4. as claimed in claim 2 in conjunction with the Human bodys' response method of 3D spring layers connection and Recognition with Recurrent Neural Network, feature It is：The detailed process of the step 2 is：

Transfer learning：Using the convolution sum pond layer of trained C3D networks as feature extractor, in step 1 each 16 Frame input carries out space-time characteristic extraction, obtains the output vector of pool5num dimensions, carries out space-time characteristic extraction to entire video, carries The two-dimentional tensor (3, pool5num) of rear result is taken to indicate, wherein pool5num indicates the output dimension of feature extractor pond layer 5 Degree；

It is connected in series with：Each 16 frame is inputted, by the pond layer 1 of feature extractor, pond layer 2, pond layer 3 and pond layer 5 Output is connected in series with, and the feature vector of poolall_num dimensions is obtained, and feature series connection attended operation is carried out to entire video, Result after being connected in series with is indicated with two-dimentional tensor (3, poolall_num), wherein poolall_num=pool1num+ Pool2num+pool3num+pool5num, pool1num, pool2num, pool3num indicate feature extractor pond layer respectively 1, the output dimension of pond layer 2, pond layer 3.

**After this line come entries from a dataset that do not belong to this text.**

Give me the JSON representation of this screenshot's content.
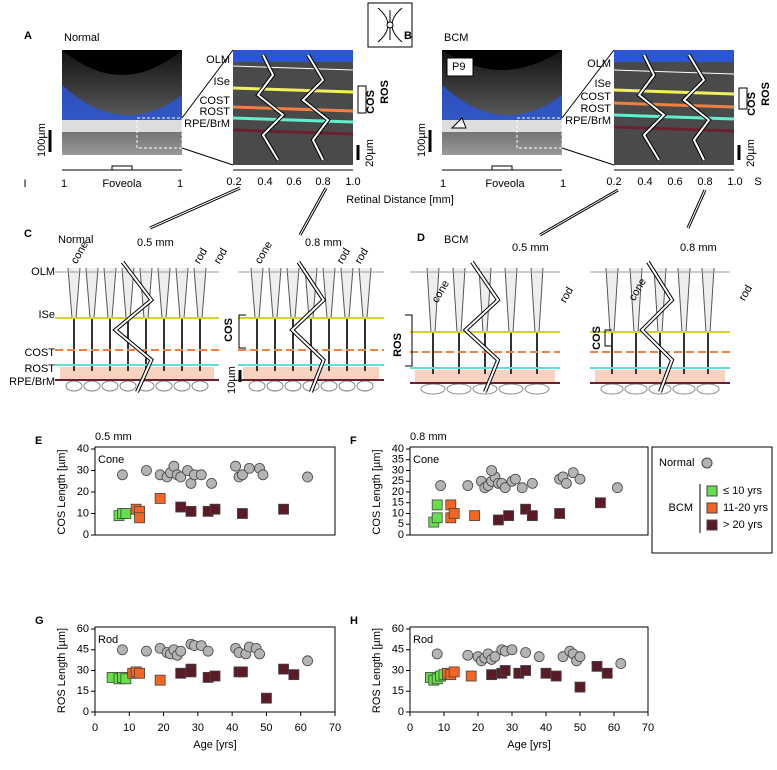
{
  "panels": {
    "A": {
      "letter": "A",
      "title": "Normal",
      "layers": [
        "OLM",
        "ISe",
        "COST",
        "ROST",
        "RPE/BrM"
      ],
      "brackets": [
        "COS",
        "ROS"
      ],
      "scale_left": "100µm",
      "scale_right": "20µm",
      "axis_left": [
        "I",
        "1",
        "Foveola",
        "1"
      ],
      "axis_right": [
        "0.2",
        "0.4",
        "0.6",
        "0.8",
        "1.0"
      ]
    },
    "B": {
      "letter": "B",
      "title": "BCM",
      "tag": "P9",
      "layers": [
        "OLM",
        "ISe",
        "COST",
        "ROST",
        "RPE/BrM"
      ],
      "brackets": [
        "COS",
        "ROS"
      ],
      "scale_left": "100µm",
      "scale_right": "20µm",
      "axis_left": [
        "1",
        "Foveola",
        "1"
      ],
      "axis_right": [
        "0.2",
        "0.4",
        "0.6",
        "0.8",
        "1.0",
        "S"
      ]
    },
    "axis_title": "Retinal Distance [mm]",
    "C": {
      "letter": "C",
      "title": "Normal",
      "distances": [
        "0.5 mm",
        "0.8 mm"
      ],
      "cells": [
        "cone",
        "rod",
        "rod",
        "cone",
        "rod",
        "rod"
      ],
      "layers": [
        "OLM",
        "ISe",
        "COST",
        "ROST",
        "RPE/BrM"
      ],
      "brackets": [
        "COS",
        "ROS"
      ],
      "scale": "10µm"
    },
    "D": {
      "letter": "D",
      "title": "BCM",
      "distances": [
        "0.5 mm",
        "0.8 mm"
      ],
      "cells": [
        "cone",
        "rod",
        "cone",
        "rod"
      ],
      "brackets": [
        "COS"
      ]
    }
  },
  "legend": {
    "group": "BCM"
  },
  "chart_data": [
    {
      "type": "scatter",
      "panel": "E",
      "subtitle": "0.5 mm",
      "title": "Cone",
      "y_label": "COS Length [µm]",
      "xlim": [
        0,
        70
      ],
      "ylim": [
        0,
        40
      ],
      "yticks": [
        0,
        10,
        20,
        30,
        40
      ],
      "series": [
        {
          "color": "#b4b4b4",
          "marker": "circle",
          "x": [
            8,
            15,
            19,
            21,
            22,
            23,
            24,
            25,
            27,
            28,
            29,
            31,
            34,
            41,
            42,
            43,
            45,
            48,
            49,
            62
          ],
          "values": [
            28,
            30,
            28,
            27,
            29,
            32,
            28,
            27,
            30,
            24,
            28,
            28,
            24,
            32,
            27,
            28,
            31,
            31,
            28,
            27
          ]
        },
        {
          "color": "#66e04a",
          "marker": "square",
          "x": [
            7,
            8,
            9
          ],
          "values": [
            9,
            10,
            10
          ]
        },
        {
          "color": "#f26522",
          "marker": "square",
          "x": [
            12,
            13,
            13,
            19
          ],
          "values": [
            12,
            11,
            8,
            17
          ]
        },
        {
          "color": "#5c1a26",
          "marker": "square",
          "x": [
            25,
            28,
            33,
            35,
            43,
            55
          ],
          "values": [
            13,
            11,
            11,
            12,
            10,
            12
          ]
        }
      ]
    },
    {
      "type": "scatter",
      "panel": "F",
      "subtitle": "0.8 mm",
      "title": "Cone",
      "y_label": "COS Length [µm]",
      "xlim": [
        0,
        70
      ],
      "ylim": [
        0,
        40
      ],
      "yticks": [
        0,
        5,
        10,
        15,
        20,
        25,
        30,
        35,
        40
      ],
      "series": [
        {
          "name": "Normal",
          "color": "#b4b4b4",
          "marker": "circle",
          "x": [
            9,
            17,
            21,
            22,
            23,
            24,
            25,
            26,
            24,
            27,
            28,
            30,
            31,
            33,
            36,
            44,
            45,
            46,
            48,
            50,
            61
          ],
          "values": [
            23,
            23,
            25,
            22,
            23,
            25,
            27,
            24,
            30,
            24,
            22,
            25,
            26,
            22,
            24,
            26,
            27,
            24,
            29,
            26,
            22
          ]
        },
        {
          "name": "≤ 10 yrs",
          "color": "#66e04a",
          "marker": "square",
          "x": [
            7,
            8,
            8
          ],
          "values": [
            6,
            8,
            14
          ]
        },
        {
          "name": "11-20 yrs",
          "color": "#f26522",
          "marker": "square",
          "x": [
            12,
            12,
            13,
            19
          ],
          "values": [
            8,
            14,
            10,
            9
          ]
        },
        {
          "name": "> 20 yrs",
          "color": "#5c1a26",
          "marker": "square",
          "x": [
            26,
            29,
            34,
            36,
            44,
            56
          ],
          "values": [
            7,
            9,
            12,
            9,
            10,
            15
          ]
        }
      ]
    },
    {
      "type": "scatter",
      "panel": "G",
      "title": "Rod",
      "y_label": "ROS Length [µm]",
      "x_label": "Age [yrs]",
      "xlim": [
        0,
        70
      ],
      "xticks": [
        0,
        10,
        20,
        30,
        40,
        50,
        60,
        70
      ],
      "ylim": [
        0,
        60
      ],
      "yticks": [
        0,
        15,
        30,
        45,
        60
      ],
      "series": [
        {
          "color": "#b4b4b4",
          "marker": "circle",
          "x": [
            8,
            15,
            19,
            21,
            22,
            23,
            24,
            25,
            28,
            29,
            31,
            33,
            41,
            42,
            44,
            45,
            47,
            48,
            62
          ],
          "values": [
            45,
            44,
            46,
            43,
            42,
            45,
            41,
            44,
            49,
            48,
            48,
            44,
            46,
            43,
            42,
            47,
            46,
            42,
            37
          ]
        },
        {
          "color": "#66e04a",
          "marker": "square",
          "x": [
            5,
            7,
            8,
            9
          ],
          "values": [
            25,
            24,
            25,
            24
          ]
        },
        {
          "color": "#f26522",
          "marker": "square",
          "x": [
            11,
            12,
            13,
            19
          ],
          "values": [
            28,
            29,
            28,
            23
          ]
        },
        {
          "color": "#5c1a26",
          "marker": "square",
          "x": [
            25,
            28,
            28,
            33,
            35,
            42,
            43,
            50,
            55,
            58
          ],
          "values": [
            28,
            31,
            29,
            25,
            26,
            29,
            29,
            10,
            31,
            27
          ]
        }
      ]
    },
    {
      "type": "scatter",
      "panel": "H",
      "title": "Rod",
      "y_label": "ROS Length [µm]",
      "x_label": "Age [yrs]",
      "xlim": [
        0,
        70
      ],
      "xticks": [
        0,
        10,
        20,
        30,
        40,
        50,
        60,
        70
      ],
      "ylim": [
        0,
        60
      ],
      "yticks": [
        0,
        15,
        30,
        45,
        60
      ],
      "series": [
        {
          "color": "#b4b4b4",
          "marker": "circle",
          "x": [
            8,
            17,
            20,
            21,
            22,
            23,
            24,
            25,
            27,
            28,
            30,
            34,
            38,
            45,
            47,
            48,
            49,
            50,
            62
          ],
          "values": [
            42,
            41,
            40,
            37,
            39,
            42,
            38,
            40,
            45,
            44,
            45,
            43,
            40,
            40,
            44,
            42,
            37,
            40,
            35
          ]
        },
        {
          "color": "#66e04a",
          "marker": "square",
          "x": [
            6,
            7,
            8,
            9,
            10
          ],
          "values": [
            25,
            23,
            24,
            26,
            27
          ]
        },
        {
          "color": "#f26522",
          "marker": "square",
          "x": [
            11,
            12,
            13,
            18
          ],
          "values": [
            28,
            27,
            29,
            26
          ]
        },
        {
          "color": "#5c1a26",
          "marker": "square",
          "x": [
            24,
            27,
            28,
            32,
            34,
            40,
            43,
            50,
            55,
            58
          ],
          "values": [
            27,
            28,
            30,
            28,
            30,
            28,
            26,
            18,
            33,
            28
          ]
        }
      ]
    }
  ]
}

5. as described in claim 1 in conjunction with the Human bodys' response method of 3D spring layers connection and Recognition with Recurrent Neural Network, feature It is：In the step 3, carrying out the detailed process of standardization processing is：

Then, with following formula pairIt is converted, obtains passing through γ^(k)And β^(k)New value y after variation^(k), then y^(k)Indicate warp Cross the characteristic value after standardization processing：

6. as described in claim 1 in conjunction with the Human bodys' response method of 3D spring layers connection and Recognition with Recurrent Neural Network, feature It is：In the step 4, the high dimensional feature vector after standardization processing in step 3 is sent into Recognition with Recurrent Neural Network, carries out feature The particular content of fusion is：Two-dimentional tensor (3, poolall_num) after standardization processing is sent into Recognition with Recurrent Neural Network, Wherein, the time step of Recognition with Recurrent Neural Network is 3, includes a hidden layer, and the neuron number for including in hidden layer is 256.

7. as described in claim 1 in conjunction with the Human bodys' response method of 3D spring layers connection and Recognition with Recurrent Neural Network, feature It is：In the step 5, using multiclass Softmax graders, the output of Recognition with Recurrent Neural Network in step 4 is linearly divided Class.